Dalan hal travel misalnya ada Halaltrip atau PergiUmroh. Untuk E-Commerce ada Hijup atau Tokopedia Salam. IndVes, Kitabisa hingga LinkAja Syariah mengisi layanan fintech. Bahkan untuk aplikasi taaruf atau muslim dating ada Minder atau Muzmatch.
5. Sharia Blockchain
Seiring dengan konsumen muslim yang semakin tech-savvy dan melek digital, penggunaan tekonologi 4.0 pun semakin massif dalam memberikan solusi untuk pasar muslim. Diantaranya adalah pemanfaatan blockchain untuk sertifikasi halal dan wakaf.
Seperti yang dilakukan WhatsHalal, sebuah startup dari Singapura yang memiliki platform yang mempermudah proses sertifikasi halal dari hulu ke hilir melalui teknologi blockchain.

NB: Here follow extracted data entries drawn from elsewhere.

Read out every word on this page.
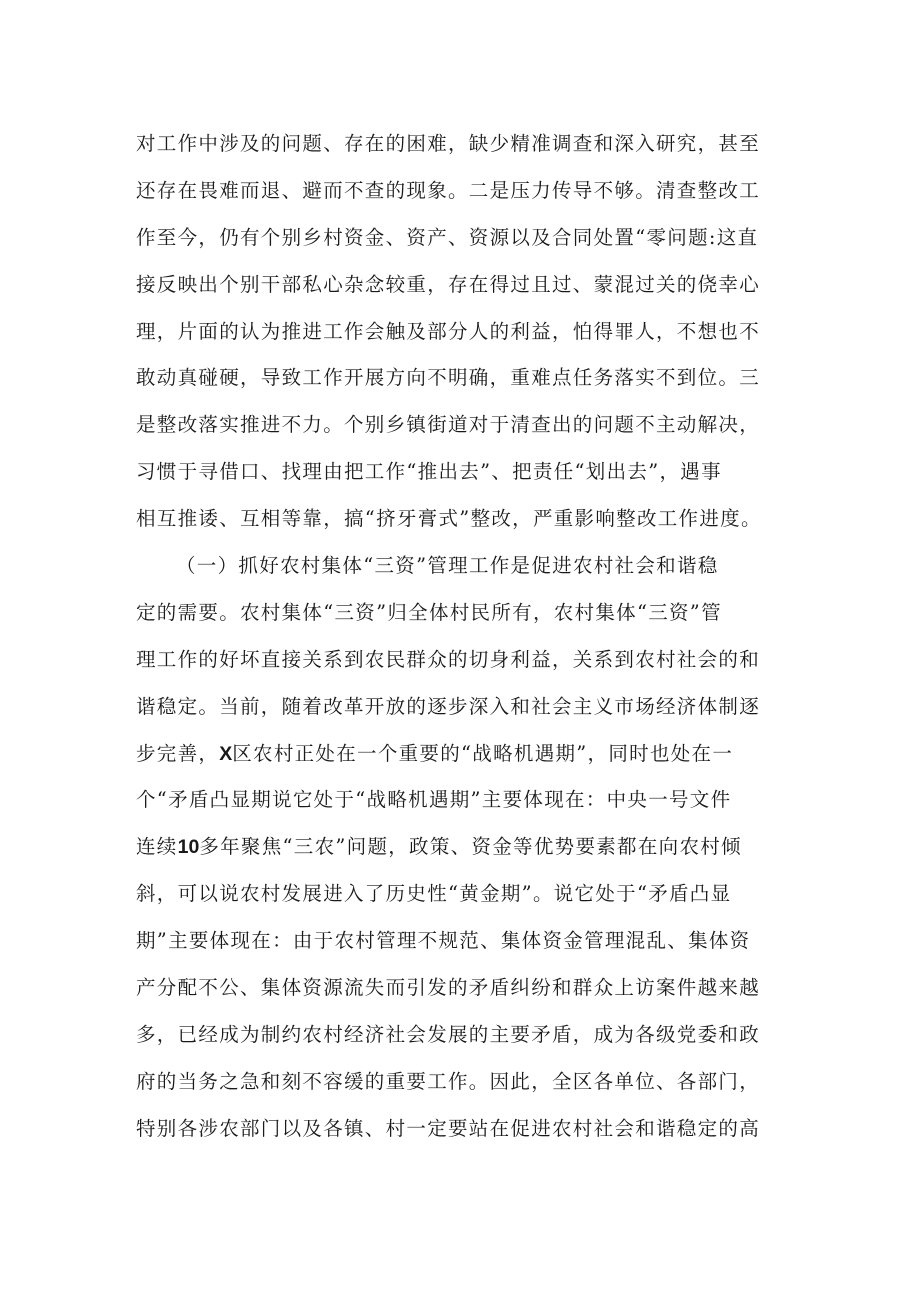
对工作中涉及的问题、存在的困难，缺少精准调查和深入研究，甚至
还存在畏难而退、避而不查的现象。二是压力传导不够。清查整改工
作至今，仍有个别乡村资金、资产、资源以及合同处置“零问题:这直
接反映出个别干部私心杂念较重，存在得过且过、蒙混过关的侥幸心
理，片面的认为推进工作会触及部分人的利益，怕得罪人，不想也不
敢动真碰硬，导致工作开展方向不明确，重难点任务落实不到位。三
是整改落实推进不力。个别乡镇街道对于清查出的问题不主动解决，
习惯于寻借口、找理由把工作“推出去”、把责任“划出去”，遇事
相互推诿、互相等靠，搞“挤牙膏式”整改，严重影响整改工作进度。
（一）抓好农村集体“三资”管理工作是促进农村社会和谐稳
定的需要。农村集体“三资”归全体村民所有，农村集体“三资”管
理工作的好坏直接关系到农民群众的切身利益，关系到农村社会的和
谐稳定。当前，随着改革开放的逐步深入和社会主义市场经济体制逐
步完善，X区农村正处在一个重要的“战略机遇期”，同时也处在一
个“矛盾凸显期说它处于“战略机遇期”主要体现在：中央一号文件
连续10多年聚焦“三农”问题，政策、资金等优势要素都在向农村倾
斜，可以说农村发展进入了历史性“黄金期”。说它处于“矛盾凸显
期”主要体现在：由于农村管理不规范、集体资金管理混乱、集体资
产分配不公、集体资源流失而引发的矛盾纠纷和群众上访案件越来越
多，已经成为制约农村经济社会发展的主要矛盾，成为各级党委和政
府的当务之急和刻不容缓的重要工作。因此，全区各单位、各部门，
特别各涉农部门以及各镇、村一定要站在促进农村社会和谐稳定的高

Dengan blockchain, memungkinkan sebuah produk dilacak dan dicatat kadar kehalalannya mulai dari hasil panen petani, proses manufaktur, restoran dan peritel, hingga di tangan konsumen. Dengan kata lain, tenaga, biaya, dan waktu untuk menguji kadar halal suatu produk bisa dipangkas karena semua sudah diagregasi ke dalam blockchain.
Penggunaan blockchain untuk sertifikasi halal ini didasari banyaknya data yang dikumpulkan, disimpan, dan diolah dalam proses sertifikasi. Selain itu pemanfaatan blockchain ini bertujuan mendorong aspek transparansi dan kemanan layanan mereka.